Action, not talk, needed on pharmacare
The federal government has created an advisory council to examine the feasibility of a national pharmacare program. According to the council’s terms of reference, it is to “conduct a fiscal, economic and social assessment of domestic and international pharmacare models … consult extensively with Canadians and meet with … health-care experts, patients, interested stakeholders, and provincial, territorial and Indigenous leaders [and issue] its final report in spring 2019.”
Good luck with that. The Franklin expedition had better odds.
We’ve already had umpteen reports on how to create a national drug plan. None of them led anywhere. Why should this latest be different?
And while we’re at it, who are these “interested stakeholders”? Could it be the same outfits who’ve been agitating in favour of a national drug plan these past 50 years? This is a setup from the get-go.
But setup or not, it remains mission impossible. First, there is no agreement among the provinces about which drugs should be covered in a national plan. And for a simple reason.
There are huge disparities in the financial strength of Canada’s provincial governments. Some can afford generous coverage, others cannot. That isn’t going to change.
Second, there are significant barriers to the federal government launching such a scheme. Constitutionally, health-care delivery is the exclusive domain of the provinces.
It might be possible for Ottawa to deal with that by merely bankrolling the plan and not actually running it. But that only invites a host of political difficulties.
Ottawa currently uses transfer payments to help the provinces deliver health-care programs. Yet history proves that mechanism can’t be trusted.
In the 1960s, when the federal government first encouraged provinces to introduce hospital and primary-care coverage, Ottawa split the bill roughly 50/50. But that compromise wasn’t honoured.
Last year, federal transfers for health care totalled $36 billion. Provincial spending on physician and hospital care came to $140 billion — four times Ottawa’s contribution.

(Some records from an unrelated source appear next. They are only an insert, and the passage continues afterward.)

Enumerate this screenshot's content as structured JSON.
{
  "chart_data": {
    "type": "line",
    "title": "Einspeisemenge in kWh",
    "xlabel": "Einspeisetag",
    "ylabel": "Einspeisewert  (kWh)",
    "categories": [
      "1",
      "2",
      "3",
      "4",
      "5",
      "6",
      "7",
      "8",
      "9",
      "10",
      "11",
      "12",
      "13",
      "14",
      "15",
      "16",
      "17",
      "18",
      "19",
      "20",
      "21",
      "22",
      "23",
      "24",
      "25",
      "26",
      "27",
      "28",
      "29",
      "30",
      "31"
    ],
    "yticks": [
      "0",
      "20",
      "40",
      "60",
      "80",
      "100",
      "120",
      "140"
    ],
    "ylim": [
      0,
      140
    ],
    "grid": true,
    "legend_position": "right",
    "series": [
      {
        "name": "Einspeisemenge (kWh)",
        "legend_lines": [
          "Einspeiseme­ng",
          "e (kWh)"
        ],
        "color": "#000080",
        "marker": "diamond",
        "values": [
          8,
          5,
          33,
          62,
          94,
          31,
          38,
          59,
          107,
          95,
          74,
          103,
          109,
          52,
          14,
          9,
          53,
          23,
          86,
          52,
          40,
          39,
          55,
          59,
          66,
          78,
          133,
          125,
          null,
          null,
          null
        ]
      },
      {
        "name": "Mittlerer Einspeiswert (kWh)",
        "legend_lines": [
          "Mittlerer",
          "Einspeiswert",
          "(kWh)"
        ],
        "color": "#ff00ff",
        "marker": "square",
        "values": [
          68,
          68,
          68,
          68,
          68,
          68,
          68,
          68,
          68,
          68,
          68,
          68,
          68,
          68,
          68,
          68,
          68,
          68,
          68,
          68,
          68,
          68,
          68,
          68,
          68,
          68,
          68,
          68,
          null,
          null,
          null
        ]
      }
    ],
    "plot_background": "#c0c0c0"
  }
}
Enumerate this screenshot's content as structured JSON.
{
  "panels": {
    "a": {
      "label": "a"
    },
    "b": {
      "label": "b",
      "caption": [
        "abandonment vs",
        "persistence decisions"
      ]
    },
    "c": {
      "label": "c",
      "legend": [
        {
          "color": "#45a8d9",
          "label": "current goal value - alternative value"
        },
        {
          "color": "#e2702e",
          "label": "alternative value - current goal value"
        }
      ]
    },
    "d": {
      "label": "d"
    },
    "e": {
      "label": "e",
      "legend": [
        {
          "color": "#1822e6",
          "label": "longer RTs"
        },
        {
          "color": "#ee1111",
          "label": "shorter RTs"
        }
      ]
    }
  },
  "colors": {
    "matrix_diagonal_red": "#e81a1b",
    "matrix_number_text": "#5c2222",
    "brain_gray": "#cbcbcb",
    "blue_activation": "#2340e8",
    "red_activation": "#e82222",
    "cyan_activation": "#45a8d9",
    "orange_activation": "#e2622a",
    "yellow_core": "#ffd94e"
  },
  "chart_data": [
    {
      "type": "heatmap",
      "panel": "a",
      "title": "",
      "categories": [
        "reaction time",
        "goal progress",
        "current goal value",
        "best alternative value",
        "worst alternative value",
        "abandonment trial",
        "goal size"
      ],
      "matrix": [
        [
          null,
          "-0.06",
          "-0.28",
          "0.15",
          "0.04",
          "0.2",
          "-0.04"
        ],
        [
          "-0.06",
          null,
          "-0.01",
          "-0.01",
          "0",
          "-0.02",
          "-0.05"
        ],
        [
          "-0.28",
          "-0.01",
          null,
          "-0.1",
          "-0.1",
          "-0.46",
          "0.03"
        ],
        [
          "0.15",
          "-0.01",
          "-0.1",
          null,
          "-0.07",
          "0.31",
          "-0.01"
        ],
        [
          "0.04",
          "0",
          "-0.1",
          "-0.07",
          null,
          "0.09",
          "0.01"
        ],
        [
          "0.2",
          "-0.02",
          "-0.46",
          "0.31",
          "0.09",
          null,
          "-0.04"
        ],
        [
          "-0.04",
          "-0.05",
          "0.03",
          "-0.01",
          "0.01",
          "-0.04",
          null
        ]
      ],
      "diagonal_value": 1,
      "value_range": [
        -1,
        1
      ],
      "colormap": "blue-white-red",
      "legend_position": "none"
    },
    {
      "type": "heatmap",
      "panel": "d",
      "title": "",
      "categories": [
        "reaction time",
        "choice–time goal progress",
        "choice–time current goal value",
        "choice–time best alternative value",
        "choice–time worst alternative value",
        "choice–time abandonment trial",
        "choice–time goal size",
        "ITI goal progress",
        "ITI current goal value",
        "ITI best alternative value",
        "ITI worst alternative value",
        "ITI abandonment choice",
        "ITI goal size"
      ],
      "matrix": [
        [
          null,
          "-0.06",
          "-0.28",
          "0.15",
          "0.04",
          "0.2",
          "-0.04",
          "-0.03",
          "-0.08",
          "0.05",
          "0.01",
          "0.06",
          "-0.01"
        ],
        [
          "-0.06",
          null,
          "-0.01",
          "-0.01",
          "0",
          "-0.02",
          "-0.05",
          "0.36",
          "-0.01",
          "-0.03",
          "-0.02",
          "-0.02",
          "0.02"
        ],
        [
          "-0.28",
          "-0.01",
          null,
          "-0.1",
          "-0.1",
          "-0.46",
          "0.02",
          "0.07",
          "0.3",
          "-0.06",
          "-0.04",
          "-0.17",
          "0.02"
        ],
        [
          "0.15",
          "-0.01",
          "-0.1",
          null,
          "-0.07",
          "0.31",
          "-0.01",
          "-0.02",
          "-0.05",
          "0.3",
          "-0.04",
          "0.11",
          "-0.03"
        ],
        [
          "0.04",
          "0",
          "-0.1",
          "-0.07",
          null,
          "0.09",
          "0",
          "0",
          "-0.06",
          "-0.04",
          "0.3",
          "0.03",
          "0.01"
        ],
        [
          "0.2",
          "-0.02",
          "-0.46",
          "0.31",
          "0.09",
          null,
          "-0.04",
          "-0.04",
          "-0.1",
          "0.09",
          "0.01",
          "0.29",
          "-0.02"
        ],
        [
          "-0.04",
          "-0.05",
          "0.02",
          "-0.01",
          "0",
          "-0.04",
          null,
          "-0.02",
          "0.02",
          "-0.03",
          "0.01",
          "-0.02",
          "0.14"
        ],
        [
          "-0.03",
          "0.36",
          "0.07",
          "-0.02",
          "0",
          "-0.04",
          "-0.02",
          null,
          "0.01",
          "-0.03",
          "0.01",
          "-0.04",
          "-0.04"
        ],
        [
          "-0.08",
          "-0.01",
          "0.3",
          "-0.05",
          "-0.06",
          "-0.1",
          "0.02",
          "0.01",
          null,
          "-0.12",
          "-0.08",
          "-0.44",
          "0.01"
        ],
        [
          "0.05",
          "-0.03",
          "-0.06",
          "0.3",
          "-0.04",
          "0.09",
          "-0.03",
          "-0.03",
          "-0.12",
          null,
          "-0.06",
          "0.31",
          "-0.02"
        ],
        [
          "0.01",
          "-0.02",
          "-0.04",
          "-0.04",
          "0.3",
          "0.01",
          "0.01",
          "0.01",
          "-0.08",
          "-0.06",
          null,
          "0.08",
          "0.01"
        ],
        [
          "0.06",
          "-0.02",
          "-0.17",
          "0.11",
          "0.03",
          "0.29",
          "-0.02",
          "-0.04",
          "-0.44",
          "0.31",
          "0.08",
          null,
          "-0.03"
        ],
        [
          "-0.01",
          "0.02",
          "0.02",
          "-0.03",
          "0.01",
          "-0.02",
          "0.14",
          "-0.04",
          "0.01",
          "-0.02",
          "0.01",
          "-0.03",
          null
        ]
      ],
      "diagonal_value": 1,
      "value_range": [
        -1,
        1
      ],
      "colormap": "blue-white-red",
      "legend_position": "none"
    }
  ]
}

Extreme care has to be taken with these numbers. All of our governments, federal and provincial, change their accounting schemes on a regular basis. It’s extremely difficult to make reliable comparisons over time.
But the point is clear enough. While Ottawa might promise generous support to get a national drug plan off the ground, what happens down the road is another matter. The provinces know this.
Let’s try a different approach. The real obstacle to any universal pharmacare plan is the fact that we do a dreadful job controlling costs.
Canada currently pays more for drugs than any other industrialized country but two — the U.S. and Switzerland. A national drug program isn’t going to change that.
Here’s a better option. In the Netherlands, a pharmaceutical company called Leadiant Biosciences recently raised the annual cost of one of their life-saving drugs from $46,000 per patient to $262,594. No excuse was offered, for there was none, but Dutch insurance companies were forced to withdraw their coverage.
However, this act of naked greed prompted a revolt. In Amsterdam, a group of pharmacists found they could produce Leadiant’s medication for a fraction of the new price — indeed, for less than the old price. Since the drug was no longer on patent, they went ahead.
Now, Canada has several hospitals large enough to make their own drugs. A consortium of hospitals in Vancouver, Calgary, Toronto and Montreal could probably supply the whole country.
We would have to indemnify them against lawsuits by big pharma, a notoriously litigious crew. But I’m pretty sure our pockets, collectively, are deeper than theirs.
Bottom line: We don’t need an advisory council crisscrossing the country and wandering the corridors of provincial legislatures looking for answers.
What we need is action. If the Netherlands, with an economy half our size, can make its own drugs, why can’t we?